Un média espagnol rapporte que l’armée espagnole a dirigé ses efforts vers les îlots Chafarinas, où un navire a accosté mardi. Ce déploiement survient alors que « ces dernières semaines ont connu une intensification des revendications du pays voisin sur la supposée « identité marocaine » de ces territoires », précise la même source.
Ces manœuvres de la marine espagnole visent à apaiser les inquiétudes des milieux de droite et d’extrême droite, qui ont mis en garde contre les conséquences de la création du Comité de coordination pour la défense des causes du Royaume sur la sécurité de Sebta, Melilla et des autres îlots.
Les députés et sénateurs de Vox qui ont alerté Pedro Sanchez, Premier ministre, sur le « projet marocain d’envahir l’îlot de Perejil », ont demandé au gouvernement de coalition de gauche qu’il assure la « protection des zones de souveraineté, telles que Perejil, Alhucemas, Vélez de la Gomera et Chafarinas, ainsi que Ceuta et Melilla ».
A signaler aussi que la Garde civile a interpellé, mercredi, deux pêcheurs marocains à Sebta après les avoir surpris en train de tenter de faire passer clandestinement six migrants marocains à bord d’un bateau de pêche.
Selon El Faro de Ceuta, l’unité du service maritime de la Garde civile a repéré des mouvements suspects d’une embarcation naviguant sans feux, se dirigeant perpendiculairement vers la côte.
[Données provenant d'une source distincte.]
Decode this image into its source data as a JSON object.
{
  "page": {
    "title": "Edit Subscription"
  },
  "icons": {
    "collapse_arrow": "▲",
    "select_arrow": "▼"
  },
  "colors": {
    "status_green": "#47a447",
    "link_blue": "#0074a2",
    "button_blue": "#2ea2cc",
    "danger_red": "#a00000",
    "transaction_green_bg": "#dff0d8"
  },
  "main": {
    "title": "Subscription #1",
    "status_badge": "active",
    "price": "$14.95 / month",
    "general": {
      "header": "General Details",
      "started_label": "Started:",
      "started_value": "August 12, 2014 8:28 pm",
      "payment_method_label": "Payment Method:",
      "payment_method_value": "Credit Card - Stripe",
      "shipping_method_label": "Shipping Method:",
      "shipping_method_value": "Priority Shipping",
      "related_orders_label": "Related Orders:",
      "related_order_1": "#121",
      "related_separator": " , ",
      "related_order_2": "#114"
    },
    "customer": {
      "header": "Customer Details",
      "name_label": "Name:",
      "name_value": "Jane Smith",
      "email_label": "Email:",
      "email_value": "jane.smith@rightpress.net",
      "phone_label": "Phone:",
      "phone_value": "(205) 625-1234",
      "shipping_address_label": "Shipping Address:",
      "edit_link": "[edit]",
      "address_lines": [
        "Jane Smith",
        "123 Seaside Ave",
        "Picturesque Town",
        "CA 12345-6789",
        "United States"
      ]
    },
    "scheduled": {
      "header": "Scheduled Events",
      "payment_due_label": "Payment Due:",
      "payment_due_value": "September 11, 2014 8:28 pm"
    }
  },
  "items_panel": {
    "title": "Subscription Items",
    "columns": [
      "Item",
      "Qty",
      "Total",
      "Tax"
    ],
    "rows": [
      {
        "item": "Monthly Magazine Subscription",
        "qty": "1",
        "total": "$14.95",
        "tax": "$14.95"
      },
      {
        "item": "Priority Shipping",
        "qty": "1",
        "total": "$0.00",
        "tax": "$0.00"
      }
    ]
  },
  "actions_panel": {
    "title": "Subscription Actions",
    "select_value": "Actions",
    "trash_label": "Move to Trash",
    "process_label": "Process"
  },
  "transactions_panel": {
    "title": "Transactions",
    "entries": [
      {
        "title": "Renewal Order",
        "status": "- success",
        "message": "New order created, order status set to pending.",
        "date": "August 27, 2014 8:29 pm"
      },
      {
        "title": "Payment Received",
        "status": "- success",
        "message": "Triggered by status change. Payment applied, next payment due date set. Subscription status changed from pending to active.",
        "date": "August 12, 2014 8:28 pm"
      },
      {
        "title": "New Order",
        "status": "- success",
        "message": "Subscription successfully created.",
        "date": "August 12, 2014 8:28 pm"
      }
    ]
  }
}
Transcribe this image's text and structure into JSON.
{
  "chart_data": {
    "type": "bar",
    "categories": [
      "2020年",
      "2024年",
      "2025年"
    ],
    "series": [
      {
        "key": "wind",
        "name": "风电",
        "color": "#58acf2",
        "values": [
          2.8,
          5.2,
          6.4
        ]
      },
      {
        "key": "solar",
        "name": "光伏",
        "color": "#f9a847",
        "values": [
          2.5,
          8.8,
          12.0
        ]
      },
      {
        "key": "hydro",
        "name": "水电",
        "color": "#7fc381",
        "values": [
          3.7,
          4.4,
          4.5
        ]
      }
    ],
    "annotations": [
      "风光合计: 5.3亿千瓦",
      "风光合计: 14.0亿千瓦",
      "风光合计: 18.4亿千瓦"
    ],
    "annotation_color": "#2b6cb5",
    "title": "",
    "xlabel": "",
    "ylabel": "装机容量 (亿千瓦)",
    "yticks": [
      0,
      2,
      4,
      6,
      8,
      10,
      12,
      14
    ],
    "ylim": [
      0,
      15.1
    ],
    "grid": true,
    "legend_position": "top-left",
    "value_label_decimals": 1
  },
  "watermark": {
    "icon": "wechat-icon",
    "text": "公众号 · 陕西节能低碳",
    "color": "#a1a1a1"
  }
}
Cette zone est connue pour être un point de dépose des migrants en mer, leur permettant de nager jusqu’au rivage. Lors de l’interception, il s’est avéré que le bateau battait pavillon marocain. Initialement, trois personnes étaient visibles sur le pont, mais une inspection plus poussée a permis de découvrir des migrants cachés à l’intérieur.
L’opération a abouti à l’arrestation de l’un des six migrants, recherché par les autorités, tandis que les autres ont été remis à la police nationale espagnole. Le bateau a été saisi, ainsi que 1 100 euros et un appareil GPS.
Après l’accomplissement des procédures légales, les pêcheurs détenus devraient être présentés devant le tribunal pour répondre aux accusations de trafic de migrants et de violation des lois sur les étrangers.